Quando gli intellettuali esaminano la scienza e la tecnologia in maniera del tutto separata dai conflitti sociali della società in cui esse si sviluppano, fanno esercizio soltanto di una grande superficialità, al punto che a volte vien da chiedersi se la loro ingenuità sia davvero in buona fede o non sia piuttosto un paravento per mascherare l'interesse privato dei potentati economici che, per i loro profitti, hanno appunto bisogno di determinate scoperte scientifiche e innovazioni tecnologiche. Tale superficialità è senza dubbio più evidente negli Usa che nell'Europa occidentale, forse perché questo paese non è stato pesantemente devastato da due guerre mondiali.

Forse il primo filosofo che ha cominciato a mettere in discussione il valore progressivo della razionalità strumentale, quella indifferente all'etica, è stato F. Nietzsche, che ha tolto il velo alla presunta fondazione "scientifica" della civiltà moderna, sostenendo che in realtà si trattava di una pura e semplice volontà di dominio dell'uomo sulle cose. Ma il suo contributo si fermò qui.

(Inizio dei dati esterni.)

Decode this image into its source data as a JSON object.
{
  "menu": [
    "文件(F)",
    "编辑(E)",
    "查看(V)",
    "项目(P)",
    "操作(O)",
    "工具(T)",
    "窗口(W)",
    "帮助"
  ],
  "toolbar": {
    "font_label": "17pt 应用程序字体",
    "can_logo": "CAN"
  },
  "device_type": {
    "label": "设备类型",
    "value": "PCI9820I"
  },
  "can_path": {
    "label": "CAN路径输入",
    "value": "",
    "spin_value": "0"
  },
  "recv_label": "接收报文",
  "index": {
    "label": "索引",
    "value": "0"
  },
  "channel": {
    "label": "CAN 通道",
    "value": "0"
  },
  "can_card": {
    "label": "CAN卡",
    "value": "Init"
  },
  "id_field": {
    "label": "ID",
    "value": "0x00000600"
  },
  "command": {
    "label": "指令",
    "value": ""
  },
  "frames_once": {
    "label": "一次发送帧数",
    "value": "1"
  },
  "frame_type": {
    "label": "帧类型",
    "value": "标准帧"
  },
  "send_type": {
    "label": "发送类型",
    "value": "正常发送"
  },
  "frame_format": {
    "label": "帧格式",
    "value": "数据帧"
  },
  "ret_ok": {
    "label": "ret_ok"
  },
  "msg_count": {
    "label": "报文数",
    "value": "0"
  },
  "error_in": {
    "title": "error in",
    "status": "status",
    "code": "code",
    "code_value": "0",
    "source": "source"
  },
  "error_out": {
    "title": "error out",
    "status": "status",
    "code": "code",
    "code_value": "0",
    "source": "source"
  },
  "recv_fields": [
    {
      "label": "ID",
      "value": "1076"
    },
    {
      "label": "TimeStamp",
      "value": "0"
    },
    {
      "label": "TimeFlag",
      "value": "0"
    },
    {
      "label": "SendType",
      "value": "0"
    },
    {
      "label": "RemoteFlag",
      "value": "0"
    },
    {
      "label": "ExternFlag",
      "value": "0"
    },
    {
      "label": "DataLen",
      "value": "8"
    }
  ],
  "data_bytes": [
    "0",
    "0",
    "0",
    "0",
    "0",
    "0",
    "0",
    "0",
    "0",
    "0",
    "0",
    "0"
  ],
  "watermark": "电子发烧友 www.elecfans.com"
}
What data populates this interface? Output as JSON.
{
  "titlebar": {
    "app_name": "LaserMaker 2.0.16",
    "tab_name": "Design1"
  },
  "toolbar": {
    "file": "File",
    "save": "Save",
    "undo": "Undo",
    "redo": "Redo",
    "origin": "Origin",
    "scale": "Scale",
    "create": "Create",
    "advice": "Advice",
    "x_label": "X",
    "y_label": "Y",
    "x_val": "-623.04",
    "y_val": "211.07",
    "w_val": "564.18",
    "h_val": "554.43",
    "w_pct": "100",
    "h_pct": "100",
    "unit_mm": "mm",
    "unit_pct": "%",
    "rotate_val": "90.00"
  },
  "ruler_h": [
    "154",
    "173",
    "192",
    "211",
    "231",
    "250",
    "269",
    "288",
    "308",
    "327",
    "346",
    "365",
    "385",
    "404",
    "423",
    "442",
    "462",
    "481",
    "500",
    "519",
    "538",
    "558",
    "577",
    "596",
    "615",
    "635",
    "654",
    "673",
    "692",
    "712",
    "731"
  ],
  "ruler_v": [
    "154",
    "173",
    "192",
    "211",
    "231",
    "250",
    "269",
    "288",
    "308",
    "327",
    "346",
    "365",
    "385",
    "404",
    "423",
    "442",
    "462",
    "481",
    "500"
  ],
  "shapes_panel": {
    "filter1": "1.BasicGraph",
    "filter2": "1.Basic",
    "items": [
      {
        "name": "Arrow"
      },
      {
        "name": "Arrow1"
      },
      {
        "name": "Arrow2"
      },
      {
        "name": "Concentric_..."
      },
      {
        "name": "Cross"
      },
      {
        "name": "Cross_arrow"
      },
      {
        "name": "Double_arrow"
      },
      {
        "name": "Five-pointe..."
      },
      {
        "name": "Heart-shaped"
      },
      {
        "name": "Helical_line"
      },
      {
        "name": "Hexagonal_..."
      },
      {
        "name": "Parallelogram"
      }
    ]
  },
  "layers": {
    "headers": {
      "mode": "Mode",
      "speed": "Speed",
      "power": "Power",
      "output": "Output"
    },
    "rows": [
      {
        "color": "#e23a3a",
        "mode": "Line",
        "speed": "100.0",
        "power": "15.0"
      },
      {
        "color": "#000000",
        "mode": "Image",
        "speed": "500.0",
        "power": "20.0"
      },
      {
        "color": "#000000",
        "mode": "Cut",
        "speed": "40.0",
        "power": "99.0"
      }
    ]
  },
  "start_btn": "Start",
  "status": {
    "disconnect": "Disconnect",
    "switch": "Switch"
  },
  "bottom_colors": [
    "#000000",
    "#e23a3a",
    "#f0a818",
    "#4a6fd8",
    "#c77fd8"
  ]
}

Né, d'altra parte, diede maggiori input, per trovare un'alternativa praticabile, quella corrente spiritualistica rappresentata da H. Bergson e J. Maritain, per la quale l'homo faber poteva tornare ad essere sapiens a condizione di accettare una sorta di "umanesimo teocentrico". Una corrente, questa, del tutto moralistica, in quanto non metteva assolutamente in discussione lo sviluppo in sé della tecnologia, ma solo il suo uso non finalizzato al bene comune, senza rendersi conto, in ciò, che non esiste alcuna neutralità della scienza in sé, in quanto, da quando esistono le civiltà urbanizzate, essa si è sempre posta al servizio delle classi dominanti.

Cioè il problema non sta semplicemente nel lavorare sulla coscienza degli scienziati e degli utilizzatori delle loro scoperte, ma anche sul tipo di sistema sociale che porta gli uni e gli altri a produrre cose non conformi a natura, ma finalizzate oggettivamente a riprodurre antagonismi sociali.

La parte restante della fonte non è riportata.